The Arctic is warming about twice as fast as the global average, and the area of the Arctic covered by ice in the summer is shrinking. The quality of the ice cover that is its thickness is also decreasing.
Using satellite data and advanced analytical tools scientists have predicted that the Arctic will be free of summer ice by 2040.
What is causing the Arctic ice to melt? It is clearly due to global warming and partly also due to a shift in wind patterns from time to time.
Hitherto the Arctic ice presented a bright surface which reflected most of the sun's energy back into the atmosphere.
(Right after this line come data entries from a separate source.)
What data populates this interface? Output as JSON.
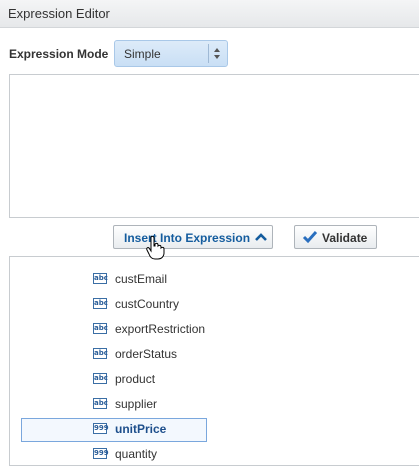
{
  "header": {
    "title": "Expression Editor"
  },
  "mode": {
    "label": "Expression Mode",
    "value": "Simple"
  },
  "expression": {
    "value": ""
  },
  "buttons": {
    "insert_label": "Insert Into Expression",
    "validate_label": "Validate"
  },
  "fields": [
    {
      "name": "custEmail",
      "type_icon": "abc"
    },
    {
      "name": "custCountry",
      "type_icon": "abc"
    },
    {
      "name": "exportRestriction",
      "type_icon": "abc"
    },
    {
      "name": "orderStatus",
      "type_icon": "abc"
    },
    {
      "name": "product",
      "type_icon": "abc"
    },
    {
      "name": "supplier",
      "type_icon": "abc"
    },
    {
      "name": "unitPrice",
      "type_icon": "999",
      "selected": true
    },
    {
      "name": "quantity",
      "type_icon": "999"
    }
  ]
}
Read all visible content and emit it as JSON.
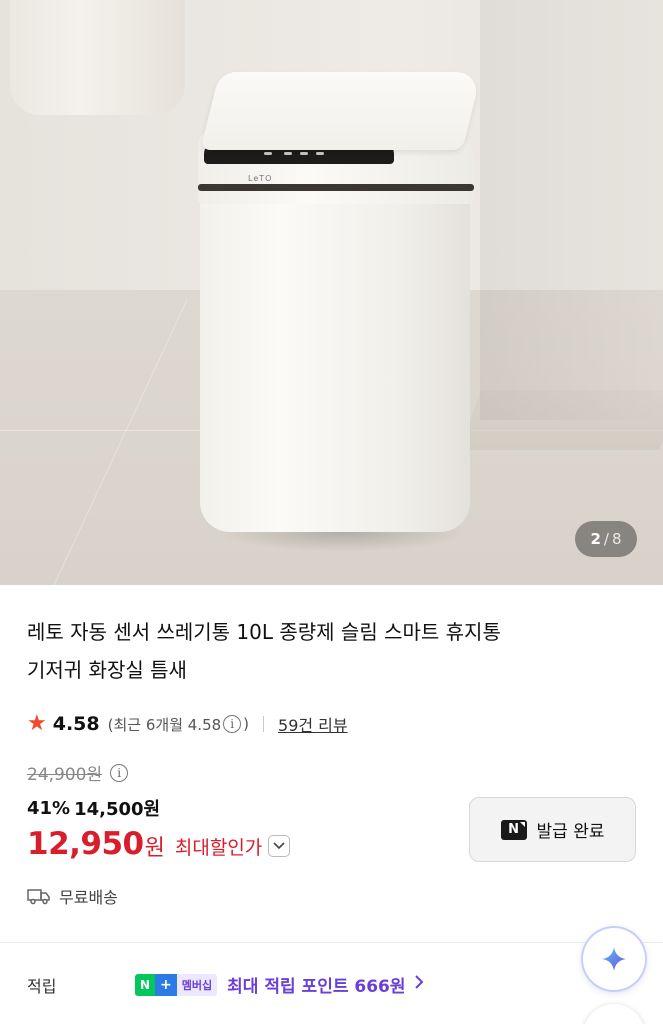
{
  "gallery": {
    "current": "2",
    "separator": "/",
    "total": "8",
    "image_alt": "LETO automatic sensor trash can product photo",
    "brand_logo": "LeTO"
  },
  "product": {
    "title_line1": "레토 자동 센서 쓰레기통 10L 종량제 슬림 스마트 휴지통",
    "title_line2": "기저귀 화장실 틈새"
  },
  "rating": {
    "score": "4.58",
    "recent_label": "(최근 6개월 4.58",
    "recent_close": ")",
    "reviews_link": "59건 리뷰"
  },
  "price": {
    "original": "24,900원",
    "discount_percent": "41%",
    "discounted": "14,500원",
    "best_price": "12,950",
    "best_currency": "원",
    "best_label": "최대할인가"
  },
  "coupon": {
    "badge": "N",
    "label": "발급 완료"
  },
  "shipping": {
    "label": "무료배송"
  },
  "points": {
    "label": "적립",
    "badge_n": "N",
    "badge_plus": "+",
    "badge_membership": "멤버십",
    "text": "최대 적립 포인트 666원"
  },
  "icons": {
    "star": "star-icon",
    "info": "info-icon",
    "chevron": "chevron-down-icon",
    "truck": "truck-icon",
    "arrow": "chevron-right-icon",
    "assistant": "sparkle-icon"
  },
  "colors": {
    "accent_red": "#d81e2a",
    "star_orange": "#f04a2b",
    "membership_purple": "#6a3fd8",
    "naver_green": "#03c75a"
  }
}
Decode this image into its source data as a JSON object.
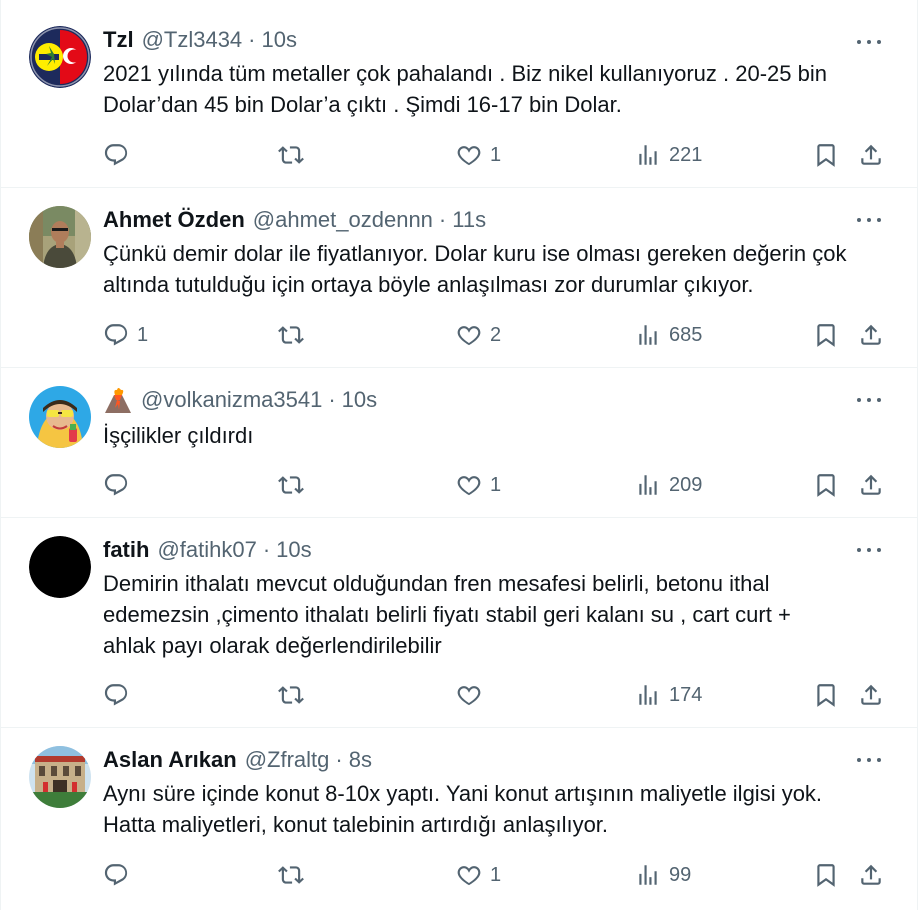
{
  "tweets": [
    {
      "display_name": "Tzl",
      "handle": "@Tzl3434",
      "separator": "·",
      "time": "10s",
      "text_lines": [
        "2021 yılında tüm metaller çok pahalandı . Biz nikel kullanıyoruz . 20-25  bin",
        "Dolar’dan 45 bin Dolar’a çıktı . Şimdi 16-17 bin Dolar."
      ],
      "replies": "",
      "retweets": "",
      "likes": "1",
      "views": "221"
    },
    {
      "display_name": "Ahmet Özden",
      "handle": "@ahmet_ozdennn",
      "separator": "·",
      "time": "11s",
      "text_lines": [
        "Çünkü demir dolar ile fiyatlanıyor. Dolar kuru ise olması gereken değerin çok",
        "altında tutulduğu için ortaya böyle anlaşılması zor durumlar çıkıyor."
      ],
      "replies": "1",
      "retweets": "",
      "likes": "2",
      "views": "685"
    },
    {
      "display_name": "",
      "handle": "@volkanizma3541",
      "separator": "·",
      "time": "10s",
      "name_icon": "volcano-emoji-icon",
      "text_lines": [
        "İşçilikler çıldırdı"
      ],
      "replies": "",
      "retweets": "",
      "likes": "1",
      "views": "209"
    },
    {
      "display_name": "fatih",
      "handle": "@fatihk07",
      "separator": "·",
      "time": "10s",
      "text_lines": [
        "Demirin ithalatı mevcut olduğundan fren mesafesi belirli, betonu ithal",
        "edemezsin ,çimento ithalatı belirli fiyatı stabil geri kalanı su , cart curt +",
        "ahlak payı olarak değerlendirilebilir"
      ],
      "replies": "",
      "retweets": "",
      "likes": "",
      "views": "174"
    },
    {
      "display_name": "Aslan Arıkan",
      "handle": "@Zfraltg",
      "separator": "·",
      "time": "8s",
      "text_lines": [
        "Aynı süre içinde konut 8-10x yaptı. Yani konut artışının maliyetle ilgisi yok.",
        "Hatta maliyetleri, konut talebinin artırdığı anlaşılıyor."
      ],
      "replies": "",
      "retweets": "",
      "likes": "1",
      "views": "99"
    }
  ],
  "icons": {
    "reply": "reply-icon",
    "retweet": "retweet-icon",
    "like": "like-icon",
    "views": "views-icon",
    "bookmark": "bookmark-icon",
    "share": "share-icon",
    "more": "more-icon"
  },
  "colors": {
    "text": "#0f1419",
    "secondary": "#536471",
    "border": "#eff3f4"
  }
}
But with dark spaces of open water increasing the sun's energy is being absorbed by the Arctic waters thereby increasing their temperature and would not only accelerate the decay of Arctic ice but also climate change across the world.
This will have major consequences for not only wildlife in the region like the polar bears, but an Arctic free from ice will fundamentally change the lives of those who live there.
Apart from opening up new sea routes and a consequent increase in trade and commerce the world may gain access to the mineral resources that are known to lie below the Arctic sea bed. Russia's Arctic North is estimated to contain up to 25% of the world's oil and gas reserves. The total reserves may be much more. Little wonder then that the Russians have been claiming most of the Arctic as belonging to them and this also explains why only recently they planted the Russian flag below the North Pole. The Canadians too have begun to claim large parts of the Arctic.
As the world's ice disappears, glaciers would melt, fresh water supplies would reduce and sea levels rise across the world. It is high time the world got together to fight global warming.